Every January, the same cycle begins.

New Year’s resolutions flood our feeds…eat better, work harder, become a completely new person overnight. The pressure to “start fresh” on January 1st is intense, and while it sounds motivating, it often creates more stress than success.

I recently read an article in Time that explains why New Year’s resolutions are so appealing and why so many of them fail. Neuroscientist Nicholas Wright notes that while resolutions give us a sense of a fresh start, they often collapse because they’re too ambitious and too rigid. You can read the full article here:
👉 A Neuroscientist’s Advice on New Year’s Resolutions

That article confirmed something I’ve long believed: New Year’s resolutions are overrated.

THE RESOLUTION THAT LASTED TWO DAYS.

One year, I decided my New Year’s resolution would be to stop eating meat.

No slow transition. No flexibility. Just a bold, all-or-nothing commitment.

January 1st? I crushed it. Smoothies, vegetables, tofu, I felt unstoppable.

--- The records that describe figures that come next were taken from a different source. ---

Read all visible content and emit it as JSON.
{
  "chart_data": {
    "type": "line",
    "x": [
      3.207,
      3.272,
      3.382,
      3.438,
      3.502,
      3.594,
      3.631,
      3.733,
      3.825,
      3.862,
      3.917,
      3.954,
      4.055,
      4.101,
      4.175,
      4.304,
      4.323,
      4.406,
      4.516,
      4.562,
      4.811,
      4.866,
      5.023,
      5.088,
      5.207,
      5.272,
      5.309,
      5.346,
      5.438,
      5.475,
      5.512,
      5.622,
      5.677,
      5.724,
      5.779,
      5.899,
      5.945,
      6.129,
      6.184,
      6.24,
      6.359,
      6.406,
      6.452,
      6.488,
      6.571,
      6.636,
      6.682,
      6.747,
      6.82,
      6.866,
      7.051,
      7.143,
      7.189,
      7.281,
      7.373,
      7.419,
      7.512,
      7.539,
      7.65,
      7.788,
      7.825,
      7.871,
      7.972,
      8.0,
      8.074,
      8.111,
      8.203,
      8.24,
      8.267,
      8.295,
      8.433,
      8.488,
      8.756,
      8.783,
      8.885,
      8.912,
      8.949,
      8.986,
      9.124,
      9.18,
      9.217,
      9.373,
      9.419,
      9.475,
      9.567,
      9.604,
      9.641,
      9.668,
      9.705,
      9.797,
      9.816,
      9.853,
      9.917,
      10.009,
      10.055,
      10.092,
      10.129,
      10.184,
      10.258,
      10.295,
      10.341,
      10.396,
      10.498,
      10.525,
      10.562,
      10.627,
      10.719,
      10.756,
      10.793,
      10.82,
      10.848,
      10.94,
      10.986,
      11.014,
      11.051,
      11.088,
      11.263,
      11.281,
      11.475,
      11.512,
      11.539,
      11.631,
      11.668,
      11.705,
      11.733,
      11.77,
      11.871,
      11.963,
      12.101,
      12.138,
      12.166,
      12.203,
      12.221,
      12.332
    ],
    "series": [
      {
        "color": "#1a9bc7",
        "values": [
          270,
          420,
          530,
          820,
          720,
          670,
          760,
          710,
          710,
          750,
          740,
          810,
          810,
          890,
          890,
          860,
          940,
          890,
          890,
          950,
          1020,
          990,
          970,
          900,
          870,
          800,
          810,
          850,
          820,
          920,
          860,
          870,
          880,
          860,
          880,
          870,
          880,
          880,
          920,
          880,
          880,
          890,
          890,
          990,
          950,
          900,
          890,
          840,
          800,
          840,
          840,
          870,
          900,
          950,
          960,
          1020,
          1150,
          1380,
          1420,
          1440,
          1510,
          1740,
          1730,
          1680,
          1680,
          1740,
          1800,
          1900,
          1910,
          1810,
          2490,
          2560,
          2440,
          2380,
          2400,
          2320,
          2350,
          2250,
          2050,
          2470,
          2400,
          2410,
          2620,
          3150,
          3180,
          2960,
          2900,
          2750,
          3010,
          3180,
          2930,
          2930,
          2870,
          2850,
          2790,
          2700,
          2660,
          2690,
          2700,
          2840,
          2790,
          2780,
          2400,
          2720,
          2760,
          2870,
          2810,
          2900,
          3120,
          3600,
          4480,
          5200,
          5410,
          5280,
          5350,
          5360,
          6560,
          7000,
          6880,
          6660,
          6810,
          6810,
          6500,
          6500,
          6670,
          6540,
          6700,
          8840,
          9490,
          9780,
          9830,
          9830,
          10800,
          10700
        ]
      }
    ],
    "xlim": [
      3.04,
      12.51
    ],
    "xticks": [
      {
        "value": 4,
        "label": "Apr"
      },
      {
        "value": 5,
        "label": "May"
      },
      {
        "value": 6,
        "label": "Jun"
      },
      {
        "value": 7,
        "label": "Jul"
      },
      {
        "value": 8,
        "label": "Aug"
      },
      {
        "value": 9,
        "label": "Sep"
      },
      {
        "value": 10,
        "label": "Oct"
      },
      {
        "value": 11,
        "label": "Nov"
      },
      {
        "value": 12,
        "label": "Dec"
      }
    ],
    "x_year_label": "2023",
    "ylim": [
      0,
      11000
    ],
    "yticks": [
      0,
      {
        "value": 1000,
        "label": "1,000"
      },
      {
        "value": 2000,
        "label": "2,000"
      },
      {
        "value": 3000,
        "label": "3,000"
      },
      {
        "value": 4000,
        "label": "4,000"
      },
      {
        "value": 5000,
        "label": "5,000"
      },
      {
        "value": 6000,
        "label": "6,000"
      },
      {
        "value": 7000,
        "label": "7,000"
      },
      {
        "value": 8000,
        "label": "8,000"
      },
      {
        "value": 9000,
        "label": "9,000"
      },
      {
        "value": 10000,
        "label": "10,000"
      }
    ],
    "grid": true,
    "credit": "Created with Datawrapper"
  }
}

January 2nd? I walked past a deli “just to look.” A few minutes later, I was holding a sandwich stacked with enough meat to officially end my vegetarian era.


At first, I felt like I failed. Then I laughed. Because the problem wasn’t the goal itself, it was the pressure to make a massive lifestyle change on a single date and expect perfection.

WHY NEW YEAR’S RESOLUTIONS FEEL SO STRESSFUL.

Most New Year’s resolutions share the same issues:

  • They’re too big
  • They’re too vague
  • They’re too all-or-nothing

When we miss a day or mess up, it doesn’t feel like a small setback, it feels like the entire year is ruined. That pressure often leads people to abandon their goals altogether.

Personal change shouldn’t feel like a test you either pass or fail.

SMALL DAILY HABITS ACTUALLY WORK.

Real change doesn’t happen overnight, it happens gradually.

Instead of setting huge New Year’s resolutions, I’ve learned that small, consistent habits work better:

  • Making one healthier choice at a time
  • Adding movement you actually enjoy
  • Building habits slowly throughout the year
  • Allowing room for mistakes

These changes don’t look impressive on social media, but over time, they’re far more effective and far less stressful.

A BETTER WAY TO APPROACH THE NEW YEAR.

Instead, I’m focusing on intentions over rules, progress over perfection, and consistency over pressure. Growth doesn’t need a calendar date, it just needs patience.

If you want to change your life, you don’t need January 1st. You need small steps, taken repeatedly, all year long.

And if you eat a sandwich along the way?
That’s part of being human.

(Works Cited)

Wright, Nicholas. “A Neuroscientist’s Advice on New Year’s Resolutions.” Time, 2025.